Lol no its called college
I just learned you can mail a coconut. I'll be over in 3 days with the rum.
Someone changed my text signature to "Also, I think I might be gay" last night. Also, I think I might be gay
Dipping doritos in Grey Poupon. Why does no one treat me like the lady I am?
Omg considering I am covered in cake and probably cocaine that is the greatest news I have ever heard
Started with us just having a beer. Now Ivan lit a torch to walk to the store, Ben smashed a 26 in the parking lot, and they're throwing broken shot glasses. Fratio Friday is something.

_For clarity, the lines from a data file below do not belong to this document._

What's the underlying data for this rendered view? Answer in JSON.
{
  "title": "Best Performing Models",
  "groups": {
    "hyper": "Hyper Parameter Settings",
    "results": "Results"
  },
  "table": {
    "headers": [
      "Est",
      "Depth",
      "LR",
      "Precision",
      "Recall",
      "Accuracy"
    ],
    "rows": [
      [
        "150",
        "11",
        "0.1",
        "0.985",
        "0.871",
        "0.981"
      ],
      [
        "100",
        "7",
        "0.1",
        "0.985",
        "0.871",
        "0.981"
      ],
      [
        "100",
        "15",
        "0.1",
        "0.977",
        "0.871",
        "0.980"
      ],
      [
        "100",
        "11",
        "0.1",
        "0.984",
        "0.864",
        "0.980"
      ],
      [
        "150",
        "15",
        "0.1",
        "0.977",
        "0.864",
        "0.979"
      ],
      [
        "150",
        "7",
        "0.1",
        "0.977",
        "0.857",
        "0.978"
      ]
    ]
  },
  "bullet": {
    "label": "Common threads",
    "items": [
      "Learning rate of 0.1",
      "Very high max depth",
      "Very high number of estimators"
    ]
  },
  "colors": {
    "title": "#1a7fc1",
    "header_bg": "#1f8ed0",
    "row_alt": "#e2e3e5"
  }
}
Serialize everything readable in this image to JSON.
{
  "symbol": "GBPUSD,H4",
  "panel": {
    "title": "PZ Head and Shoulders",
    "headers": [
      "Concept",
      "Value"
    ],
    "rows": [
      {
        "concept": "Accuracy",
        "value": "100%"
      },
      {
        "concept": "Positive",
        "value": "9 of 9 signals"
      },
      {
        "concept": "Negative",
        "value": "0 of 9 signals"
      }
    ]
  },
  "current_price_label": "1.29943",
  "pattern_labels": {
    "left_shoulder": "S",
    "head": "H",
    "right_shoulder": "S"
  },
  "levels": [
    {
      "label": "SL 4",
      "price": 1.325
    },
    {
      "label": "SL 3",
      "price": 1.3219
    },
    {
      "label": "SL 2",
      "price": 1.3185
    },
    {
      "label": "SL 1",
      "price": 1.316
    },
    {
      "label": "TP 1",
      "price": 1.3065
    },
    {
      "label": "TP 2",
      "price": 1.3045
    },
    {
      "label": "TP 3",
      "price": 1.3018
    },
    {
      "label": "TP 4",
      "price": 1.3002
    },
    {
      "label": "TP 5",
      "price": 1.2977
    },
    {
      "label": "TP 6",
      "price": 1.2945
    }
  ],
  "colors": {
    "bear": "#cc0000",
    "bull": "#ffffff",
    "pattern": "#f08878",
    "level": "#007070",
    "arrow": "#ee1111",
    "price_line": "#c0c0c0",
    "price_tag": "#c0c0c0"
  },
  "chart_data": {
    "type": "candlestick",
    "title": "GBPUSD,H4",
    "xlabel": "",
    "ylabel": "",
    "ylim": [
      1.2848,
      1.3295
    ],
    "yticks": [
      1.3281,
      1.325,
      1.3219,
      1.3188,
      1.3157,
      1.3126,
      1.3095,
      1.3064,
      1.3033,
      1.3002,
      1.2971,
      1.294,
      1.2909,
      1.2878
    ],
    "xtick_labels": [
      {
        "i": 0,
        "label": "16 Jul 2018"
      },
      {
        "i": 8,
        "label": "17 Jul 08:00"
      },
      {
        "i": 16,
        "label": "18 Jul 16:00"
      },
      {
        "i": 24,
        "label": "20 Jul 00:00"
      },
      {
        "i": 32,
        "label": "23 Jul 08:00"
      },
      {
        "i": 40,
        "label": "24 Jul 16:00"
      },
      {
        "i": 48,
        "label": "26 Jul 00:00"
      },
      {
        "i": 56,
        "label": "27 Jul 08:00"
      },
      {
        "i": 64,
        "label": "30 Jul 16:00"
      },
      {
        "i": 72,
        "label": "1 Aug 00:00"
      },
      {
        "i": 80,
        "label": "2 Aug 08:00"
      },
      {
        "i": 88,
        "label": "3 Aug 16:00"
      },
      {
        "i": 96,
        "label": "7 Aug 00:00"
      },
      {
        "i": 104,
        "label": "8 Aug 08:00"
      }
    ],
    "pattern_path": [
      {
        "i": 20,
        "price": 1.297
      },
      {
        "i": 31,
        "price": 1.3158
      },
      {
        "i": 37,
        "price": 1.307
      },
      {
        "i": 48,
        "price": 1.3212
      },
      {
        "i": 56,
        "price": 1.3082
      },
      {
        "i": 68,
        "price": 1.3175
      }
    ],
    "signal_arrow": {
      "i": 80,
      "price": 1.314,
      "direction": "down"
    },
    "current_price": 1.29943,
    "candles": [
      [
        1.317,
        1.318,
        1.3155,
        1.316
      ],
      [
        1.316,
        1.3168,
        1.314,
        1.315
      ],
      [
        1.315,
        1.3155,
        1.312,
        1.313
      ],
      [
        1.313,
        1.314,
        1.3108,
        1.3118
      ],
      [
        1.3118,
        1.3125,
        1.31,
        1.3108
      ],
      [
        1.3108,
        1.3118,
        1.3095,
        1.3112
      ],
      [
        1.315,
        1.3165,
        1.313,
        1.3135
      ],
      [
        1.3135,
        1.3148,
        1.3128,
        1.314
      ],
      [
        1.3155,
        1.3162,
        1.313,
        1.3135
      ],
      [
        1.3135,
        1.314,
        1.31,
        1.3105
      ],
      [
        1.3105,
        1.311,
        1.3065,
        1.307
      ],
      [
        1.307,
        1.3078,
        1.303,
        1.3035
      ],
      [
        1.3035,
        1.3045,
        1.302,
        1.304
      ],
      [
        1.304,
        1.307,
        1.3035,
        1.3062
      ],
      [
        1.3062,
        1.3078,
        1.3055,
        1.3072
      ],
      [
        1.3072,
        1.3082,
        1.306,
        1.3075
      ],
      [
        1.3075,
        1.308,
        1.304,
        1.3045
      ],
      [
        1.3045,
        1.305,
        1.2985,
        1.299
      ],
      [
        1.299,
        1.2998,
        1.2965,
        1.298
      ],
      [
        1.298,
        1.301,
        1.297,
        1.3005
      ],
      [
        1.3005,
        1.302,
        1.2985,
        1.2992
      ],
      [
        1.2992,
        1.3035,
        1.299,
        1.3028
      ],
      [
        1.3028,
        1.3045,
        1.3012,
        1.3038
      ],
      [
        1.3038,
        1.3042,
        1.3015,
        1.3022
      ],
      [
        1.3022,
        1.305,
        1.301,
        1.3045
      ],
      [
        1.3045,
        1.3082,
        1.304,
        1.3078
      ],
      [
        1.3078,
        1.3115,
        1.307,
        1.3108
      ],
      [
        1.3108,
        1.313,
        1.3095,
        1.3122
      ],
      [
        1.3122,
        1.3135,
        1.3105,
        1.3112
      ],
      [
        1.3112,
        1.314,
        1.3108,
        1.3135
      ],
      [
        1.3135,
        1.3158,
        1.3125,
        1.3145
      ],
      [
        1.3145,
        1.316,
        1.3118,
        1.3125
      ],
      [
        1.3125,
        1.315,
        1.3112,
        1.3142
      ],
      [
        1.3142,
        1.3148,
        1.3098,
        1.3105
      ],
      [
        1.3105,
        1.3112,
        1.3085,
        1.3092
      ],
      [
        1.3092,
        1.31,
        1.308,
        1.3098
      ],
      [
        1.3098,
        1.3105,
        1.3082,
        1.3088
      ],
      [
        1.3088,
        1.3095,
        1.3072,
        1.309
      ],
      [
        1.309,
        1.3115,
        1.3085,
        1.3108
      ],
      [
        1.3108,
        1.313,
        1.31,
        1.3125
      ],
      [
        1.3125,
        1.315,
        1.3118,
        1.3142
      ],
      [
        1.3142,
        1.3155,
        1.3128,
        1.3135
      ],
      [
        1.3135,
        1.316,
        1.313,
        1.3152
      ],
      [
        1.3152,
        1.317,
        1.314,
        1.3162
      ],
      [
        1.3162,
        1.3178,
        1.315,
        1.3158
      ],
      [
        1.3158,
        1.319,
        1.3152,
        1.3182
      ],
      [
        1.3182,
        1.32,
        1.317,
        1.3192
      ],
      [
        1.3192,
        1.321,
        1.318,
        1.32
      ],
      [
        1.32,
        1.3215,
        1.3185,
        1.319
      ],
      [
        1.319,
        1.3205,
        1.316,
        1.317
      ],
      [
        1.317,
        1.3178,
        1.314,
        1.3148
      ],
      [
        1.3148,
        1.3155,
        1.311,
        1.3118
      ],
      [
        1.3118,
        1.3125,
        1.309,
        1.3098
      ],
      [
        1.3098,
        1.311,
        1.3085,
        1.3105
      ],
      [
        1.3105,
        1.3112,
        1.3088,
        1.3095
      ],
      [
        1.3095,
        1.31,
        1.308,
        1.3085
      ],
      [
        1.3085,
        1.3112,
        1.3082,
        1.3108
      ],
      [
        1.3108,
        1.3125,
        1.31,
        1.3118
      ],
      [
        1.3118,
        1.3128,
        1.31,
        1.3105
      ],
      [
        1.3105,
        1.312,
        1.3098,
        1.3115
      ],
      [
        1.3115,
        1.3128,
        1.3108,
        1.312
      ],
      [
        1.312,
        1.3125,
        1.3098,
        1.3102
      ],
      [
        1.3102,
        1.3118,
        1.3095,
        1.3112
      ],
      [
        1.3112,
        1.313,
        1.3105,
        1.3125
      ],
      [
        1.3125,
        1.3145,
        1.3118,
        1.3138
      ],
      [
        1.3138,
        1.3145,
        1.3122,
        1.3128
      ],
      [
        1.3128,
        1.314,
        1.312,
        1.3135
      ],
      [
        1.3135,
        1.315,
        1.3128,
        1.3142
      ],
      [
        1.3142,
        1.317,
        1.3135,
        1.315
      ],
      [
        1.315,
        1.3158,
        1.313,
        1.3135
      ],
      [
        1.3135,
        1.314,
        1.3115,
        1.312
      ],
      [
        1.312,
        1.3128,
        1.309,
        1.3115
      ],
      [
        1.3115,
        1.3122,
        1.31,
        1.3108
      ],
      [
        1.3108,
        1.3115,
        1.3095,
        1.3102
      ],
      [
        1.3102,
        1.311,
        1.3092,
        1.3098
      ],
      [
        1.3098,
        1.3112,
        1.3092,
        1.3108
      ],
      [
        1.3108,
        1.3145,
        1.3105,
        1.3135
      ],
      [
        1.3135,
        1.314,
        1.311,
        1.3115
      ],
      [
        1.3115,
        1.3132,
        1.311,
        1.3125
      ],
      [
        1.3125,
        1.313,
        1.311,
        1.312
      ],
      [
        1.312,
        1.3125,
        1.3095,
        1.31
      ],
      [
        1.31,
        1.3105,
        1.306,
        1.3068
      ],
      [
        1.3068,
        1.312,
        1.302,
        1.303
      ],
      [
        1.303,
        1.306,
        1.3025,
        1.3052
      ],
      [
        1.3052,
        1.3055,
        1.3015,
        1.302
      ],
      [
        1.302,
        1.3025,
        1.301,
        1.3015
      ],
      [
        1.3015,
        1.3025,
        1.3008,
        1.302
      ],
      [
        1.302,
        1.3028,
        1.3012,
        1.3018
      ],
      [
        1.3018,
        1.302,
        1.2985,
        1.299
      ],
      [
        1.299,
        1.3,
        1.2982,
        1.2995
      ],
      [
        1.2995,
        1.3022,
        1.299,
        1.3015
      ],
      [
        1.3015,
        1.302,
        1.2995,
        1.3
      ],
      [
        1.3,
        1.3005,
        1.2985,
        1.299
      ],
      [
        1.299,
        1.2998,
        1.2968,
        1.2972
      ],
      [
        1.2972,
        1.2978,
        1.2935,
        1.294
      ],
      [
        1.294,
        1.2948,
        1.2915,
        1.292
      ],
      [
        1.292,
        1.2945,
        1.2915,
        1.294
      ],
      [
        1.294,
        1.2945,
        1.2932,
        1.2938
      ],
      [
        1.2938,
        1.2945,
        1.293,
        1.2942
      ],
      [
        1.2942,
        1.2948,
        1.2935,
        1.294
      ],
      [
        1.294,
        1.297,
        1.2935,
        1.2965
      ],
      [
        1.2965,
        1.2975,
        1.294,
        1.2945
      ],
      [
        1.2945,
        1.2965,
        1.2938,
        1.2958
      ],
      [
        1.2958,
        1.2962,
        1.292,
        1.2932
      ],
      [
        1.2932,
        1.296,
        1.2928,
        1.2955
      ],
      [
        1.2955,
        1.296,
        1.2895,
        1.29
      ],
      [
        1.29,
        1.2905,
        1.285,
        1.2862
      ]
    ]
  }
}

I'm so eating pot-chocolate cookies while preggers. This kid will be so amazing.
If you wondered to yourself today, "did Sarah break her bathing suit strap and flash a pool full of children," the answer is yes.
I just stood still on a stair at the train station expecting it to go down automatically like an escalator... Today's going to be a good day
I just realized my new apartment is at the corner of Patrick Henry and Mary Jane.
Give me weed or give me death?
Dude my doctor just legit got down on her knees and loudly begged me to do my pap smear
Aww his grandma died? That's sad! No mourning sex!!! That doesn't lead to good things!
Thanks for supporting me through Robs retirement. I'm still in shock, but your dick helped.
So the vodka/tequila mix went down fine but the burp made me cry
JUST BECAUSE I ANSWER THE DOOR NAKED CARRYING A BOTTLE OF RUM DOESN'T MEAN YOU CAN STARE NEIGHBORS.